WCEA partners have researched, written, edited, indexed, and proofread many such books over the years, and we’ve been the project manager on a few from start to finish, too.
While your specific book needs a detailed project plan tailored for its circumstances, these 12 steps will help you achieve a successful end product:
The smoothest history book projects are guided by a clear vision of the finished book. Will it be text-heavy or photo-forward? Will it be a series of interview quotes or an extensively researched story? How long do you want it to be?
It’s also important to identify your intended audience during this step. The targeted readers are central to decisions about content, design, and production.
The number of interviews can have a big impact on the project cost and timeline, so this is an important element to scope correctly.
A personal history book might involve only a couple of interviews with the main storyteller, while a complex corporate history might draw on dozens of interviews with company founders, employees, customers, and business partners.
3. Archival research
Think about the information sources you could draw on for your story. Corporate or personal archival material like letters, emails, calendars, minute books, news clippings, and other memorabilia can help verify facts and provide other details that imperfect memories cannot. For some books, material in online and physical archives can add depth to the story.
The desired length and style of your book are two of the biggest factors in the overall cost of the project. If we’re writing the book, we would seek your approval of the table of contents and a sample chapter to make sure we agree on structure, tone, voice, and pace before writing the whole manuscript.
Depending on the project, this step might need to start with structural editing. A structural editor focuses on big-picture issues in the manuscript, such as organization, flow, language and tone, logic, and completeness, and the project may need to return to the writing step to address the issues identified.
Next, the manuscript should pass through a copyediting phase to identify and correct issues with grammar, spelling, usage, punctuation, and other mechanics of style.
6. Text review and approval
This step is crucial to achieving an on-time and on-budget history book project. It is most efficient (and cost-effective) for you to review and approve the text before it enters the design process. Text changes during the design phase are much more time-consuming and expensive to make than changes to a Word file.
7. Image research, scanning, matching, and captioning
This step starts with image research. This involves gathering images you already have and possibly sourcing archival images to fill gaps or add visual interest.
By “image,” we mean more than photographs. Some of the most compelling history books blend photos with ephemera like letters, envelopes, postcards, ticket stubs, passport pages, news clippings—anything, really!
This step also includes obtaining photo permissions when required, scanning any images that need to be digitized, touching up or otherwise correcting the scanned images, matching each image to the text to help the designer with the layout process, and writing image captions.

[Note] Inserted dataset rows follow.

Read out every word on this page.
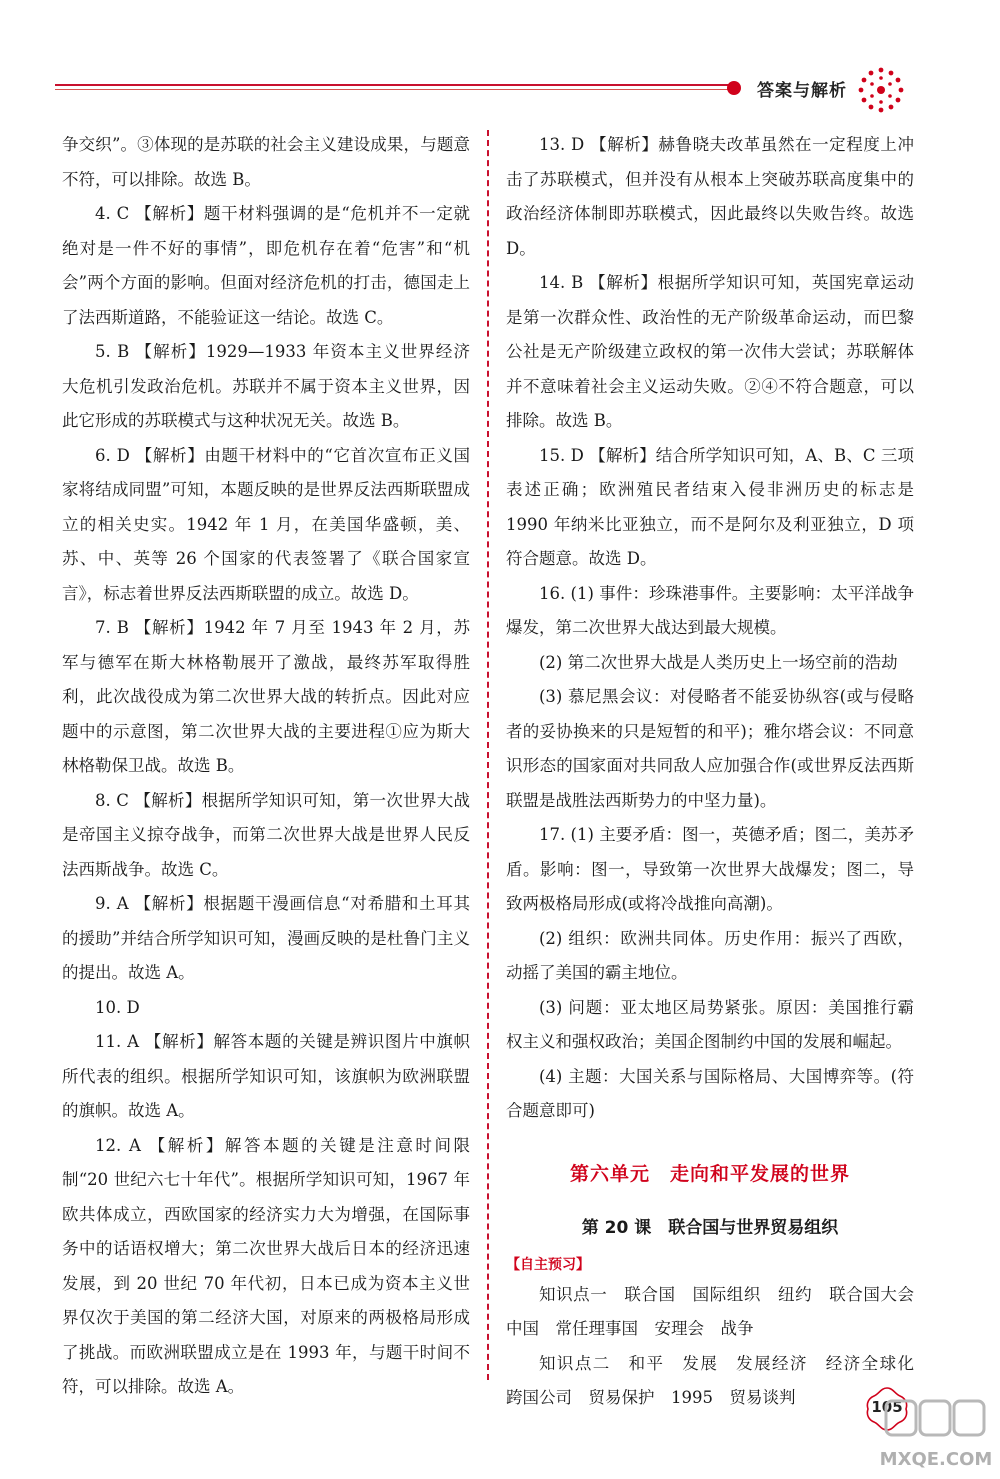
答案与解析

争交织”。③体现的是苏联的社会主义建设成果，与题意不符，可以排除。故选 B。

4. C 【解析】题干材料强调的是“危机并不一定就绝对是一件不好的事情”，即危机存在着“危害”和“机会”两个方面的影响。但面对经济危机的打击，德国走上了法西斯道路，不能验证这一结论。故选 C。

5. B 【解析】1929—1933 年资本主义世界经济大危机引发政治危机。苏联并不属于资本主义世界，因此它形成的苏联模式与这种状况无关。故选 B。

6. D 【解析】由题干材料中的“它首次宣布正义国家将结成同盟”可知，本题反映的是世界反法西斯联盟成立的相关史实。1942 年 1 月，在美国华盛顿，美、苏、中、英等 26 个国家的代表签署了《联合国家宣言》，标志着世界反法西斯联盟的成立。故选 D。

7. B 【解析】1942 年 7 月至 1943 年 2 月，苏军与德军在斯大林格勒展开了激战，最终苏军取得胜利，此次战役成为第二次世界大战的转折点。因此对应题中的示意图，第二次世界大战的主要进程①应为斯大林格勒保卫战。故选 B。

8. C 【解析】根据所学知识可知，第一次世界大战是帝国主义掠夺战争，而第二次世界大战是世界人民反法西斯战争。故选 C。

9. A 【解析】根据题干漫画信息“对希腊和土耳其的援助”并结合所学知识可知，漫画反映的是杜鲁门主义的提出。故选 A。

10. D

11. A 【解析】解答本题的关键是辨识图片中旗帜所代表的组织。根据所学知识可知，该旗帜为欧洲联盟的旗帜。故选 A。

12. A 【解析】解答本题的关键是注意时间限制“20 世纪六七十年代”。根据所学知识可知，1967 年欧共体成立，西欧国家的经济实力大为增强，在国际事务中的话语权增大；第二次世界大战后日本的经济迅速发展，到 20 世纪 70 年代初，日本已成为资本主义世界仅次于美国的第二经济大国，对原来的两极格局形成了挑战。而欧洲联盟成立是在 1993 年，与题干时间不符，可以排除。故选 A。

13. D 【解析】赫鲁晓夫改革虽然在一定程度上冲击了苏联模式，但并没有从根本上突破苏联高度集中的政治经济体制即苏联模式，因此最终以失败告终。故选 D。

14. B 【解析】根据所学知识可知，英国宪章运动是第一次群众性、政治性的无产阶级革命运动，而巴黎公社是无产阶级建立政权的第一次伟大尝试；苏联解体并不意味着社会主义运动失败。②④不符合题意，可以排除。故选 B。

15. D 【解析】结合所学知识可知，A、B、C 三项表述正确；欧洲殖民者结束入侵非洲历史的标志是 1990 年纳米比亚独立，而不是阿尔及利亚独立，D 项符合题意。故选 D。

16. (1) 事件：珍珠港事件。主要影响：太平洋战争爆发，第二次世界大战达到最大规模。

(2) 第二次世界大战是人类历史上一场空前的浩劫

(3) 慕尼黑会议：对侵略者不能妥协纵容(或与侵略者的妥协换来的只是短暂的和平)；雅尔塔会议：不同意识形态的国家面对共同敌人应加强合作(或世界反法西斯联盟是战胜法西斯势力的中坚力量)。

17. (1) 主要矛盾：图一，英德矛盾；图二，美苏矛盾。影响：图一，导致第一次世界大战爆发；图二，导致两极格局形成(或将冷战推向高潮)。

(2) 组织：欧洲共同体。历史作用：振兴了西欧，动摇了美国的霸主地位。

(3) 问题：亚太地区局势紧张。原因：美国推行霸权主义和强权政治；美国企图制约中国的发展和崛起。

(4) 主题：大国关系与国际格局、大国博弈等。(符合题意即可)

第六单元　走向和平发展的世界
第 20 课　联合国与世界贸易组织
【自主预习】

知识点一　联合国　国际组织　纽约　联合国大会　中国　常任理事国　安理会　战争

知识点二　和平　发展　发展经济　经济全球化　跨国公司　贸易保护　1995　贸易谈判	105
MXQE.COM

A book designer will lay out the text and images into book pages using a graphic design program. This step usually starts by developing and reviewing design concepts with you so you can give input on the look and feel of the book and approve a final design sample before full layout proceeds.

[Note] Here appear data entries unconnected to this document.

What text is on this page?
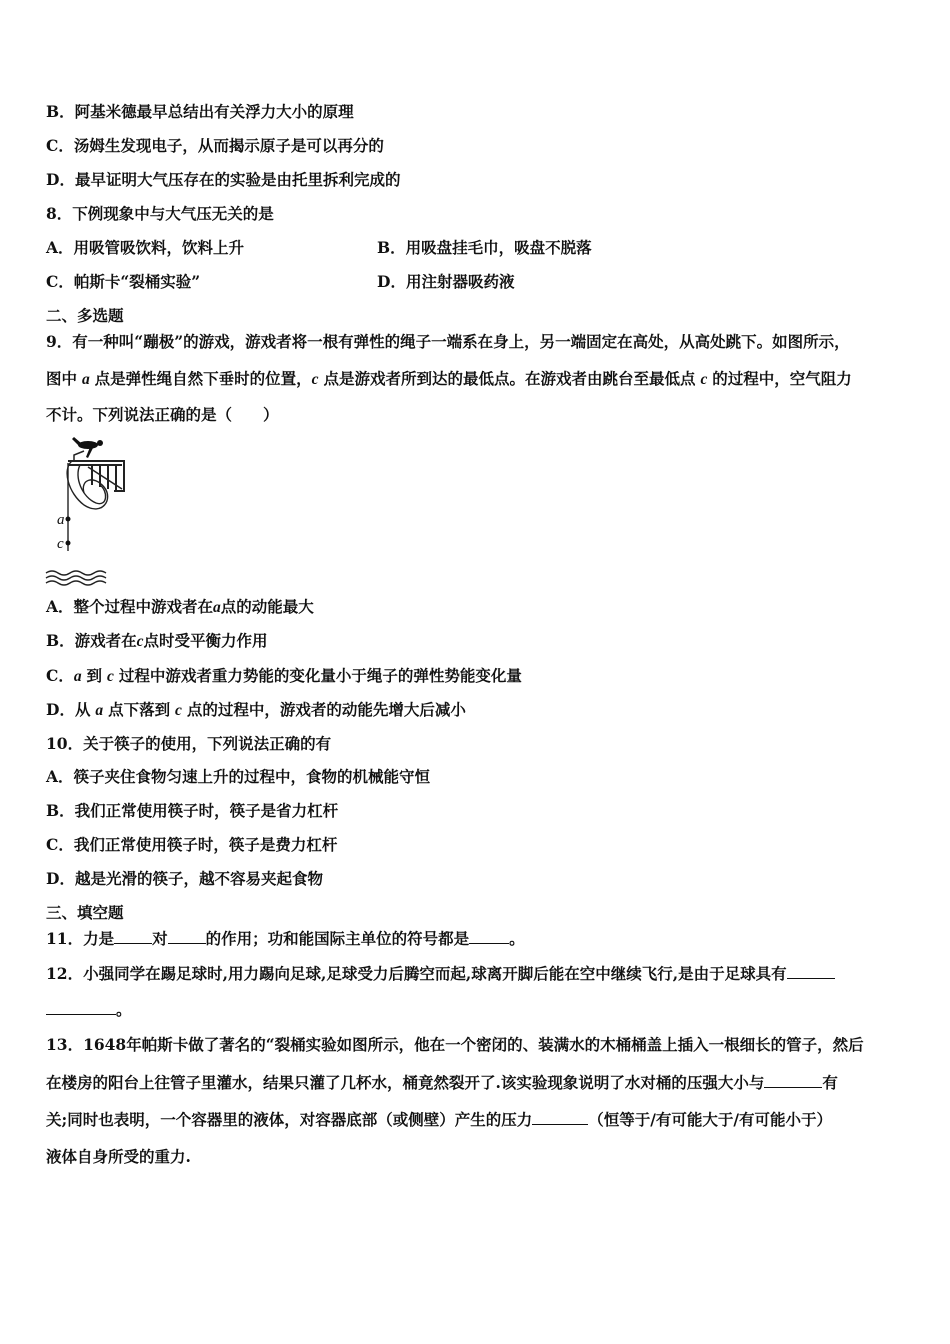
B．阿基米德最早总结出有关浮力大小的原理
C．汤姆生发现电子，从而揭示原子是可以再分的
D．最早证明大气压存在的实验是由托里拆利完成的
8．下例现象中与大气压无关的是
A．用吸管吸饮料，饮料上升	B．用吸盘挂毛巾，吸盘不脱落
C．帕斯卡“裂桶实验”	D．用注射器吸药液
二、多选题
9．有一种叫“蹦极”的游戏，游戏者将一根有弹性的绳子一端系在身上，另一端固定在高处，从高处跳下。如图所示，
图中 a 点是弹性绳自然下垂时的位置，c 点是游戏者所到达的最低点。在游戏者由跳台至最低点 c 的过程中，空气阻力
不计。下列说法正确的是（　　）
a
c
A．整个过程中游戏者在a点的动能最大
B．游戏者在c点时受平衡力作用
C．a 到 c 过程中游戏者重力势能的变化量小于绳子的弹性势能变化量
D．从 a 点下落到 c 点的过程中，游戏者的动能先增大后减小
10．关于筷子的使用，下列说法正确的有
A．筷子夹住食物匀速上升的过程中，食物的机械能守恒
B．我们正常使用筷子时，筷子是省力杠杆
C．我们正常使用筷子时，筷子是费力杠杆
D．越是光滑的筷子，越不容易夹起食物
三、填空题
11．力是 对 的作用；功和能国际主单位的符号都是	。
12．小强同学在踢足球时,用力踢向足球,足球受力后腾空而起,球离开脚后能在空中继续飞行,是由于足球具有
。
13．1648年帕斯卡做了著名的“裂桶实验如图所示，他在一个密闭的、装满水的木桶桶盖上插入一根细长的管子，然后
在楼房的阳台上往管子里灌水，结果只灌了几杯水，桶竟然裂开了.该实验现象说明了水对桶的压强大小与	有
关;同时也表明，一个容器里的液体，对容器底部（或侧壁）产生的压力	（恒等于/有可能大于/有可能小于）
液体自身所受的重力.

9. Design review and approval
After the designer has completed the layout, it commonly needs some adjustments. Maybe an image you love isn’t as large as you would like it to be, or you want to add a few more images to ensure someone or something isn’t left out.

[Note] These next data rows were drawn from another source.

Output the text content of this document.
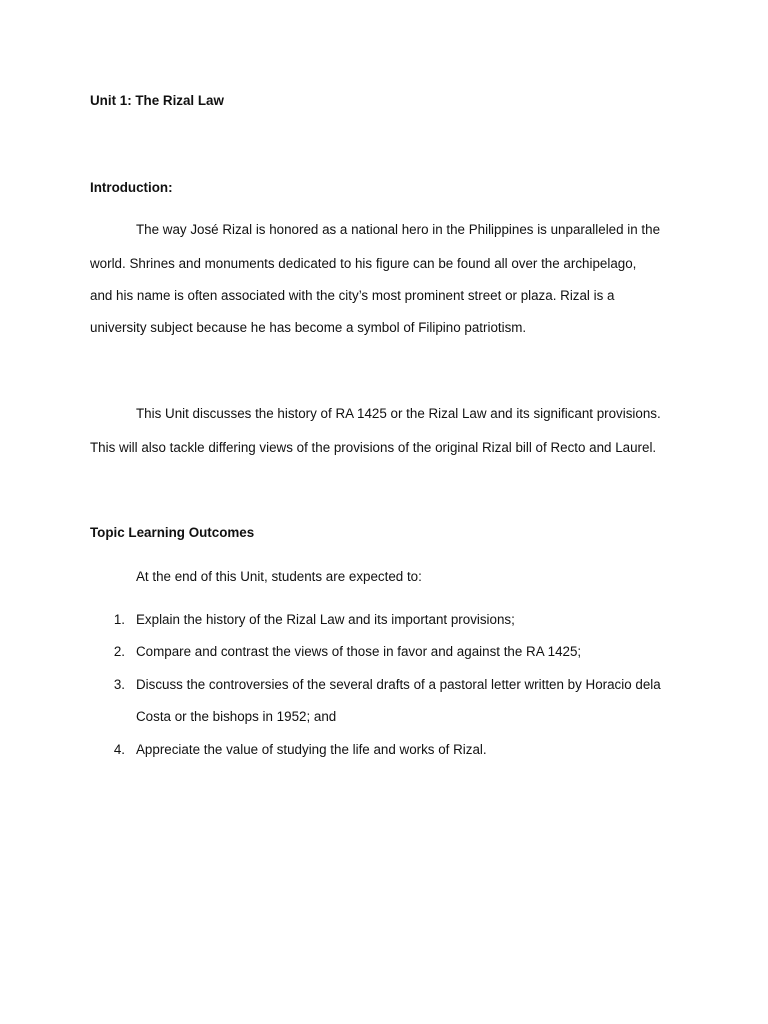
Unit 1: The Rizal Law
Introduction:
The way José Rizal is honored as a national hero in the Philippines is unparalleled in the
world. Shrines and monuments dedicated to his figure can be found all over the archipelago,
and his name is often associated with the city’s most prominent street or plaza. Rizal is a
university subject because he has become a symbol of Filipino patriotism.
This Unit discusses the history of RA 1425 or the Rizal Law and its significant provisions.
This will also tackle differing views of the provisions of the original Rizal bill of Recto and Laurel.
Topic Learning Outcomes
At the end of this Unit, students are expected to:
1. Explain the history of the Rizal Law and its important provisions;
2. Compare and contrast the views of those in favor and against the RA 1425;
3. Discuss the controversies of the several drafts of a pastoral letter written by Horacio dela
Costa or the bishops in 1952; and
4. Appreciate the value of studying the life and works of Rizal.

It’s important to take care with this review step, as it’s the last chance to make substantive adjustments to the designed pages of text, images, and captions before the book proceeds to proofreading and production.
A professional proofreader should closely examine the textual and visual elements of the laid-out book, and several rounds of corrections may be required to ensure that nothing makes it into print that should not. Proofreading is the last chance to identify and correct issues of any sort.
Not all corporate or personal history books include this step, but an index helps readers find personal and corporate names, places, events, and major concepts in the story.
12. Making it real: production
The final step in the process is production. This can include the printing of physical books or the production of a digital version, like a PDF or flip book that can be read on a screen.
At long last, readers will get to enjoy the story you want to tell!
As you can see, producing a corporate or personal history book involves many streams of activity and potentially many people. It might sound like a lot to take on, but the time and financial investment in a book like this can yield rich returns.
Whether for a single step or from concept to completion, we’re here to help.
This Post Has 2 Comments
Great plan, Lana. This totally aligns with my experience as an editor. May I share your 12 steps with clients?
Yes, absolutely! Thanks, Naomi. Much of this process is applicable to anyone considering a big writing or publishing project.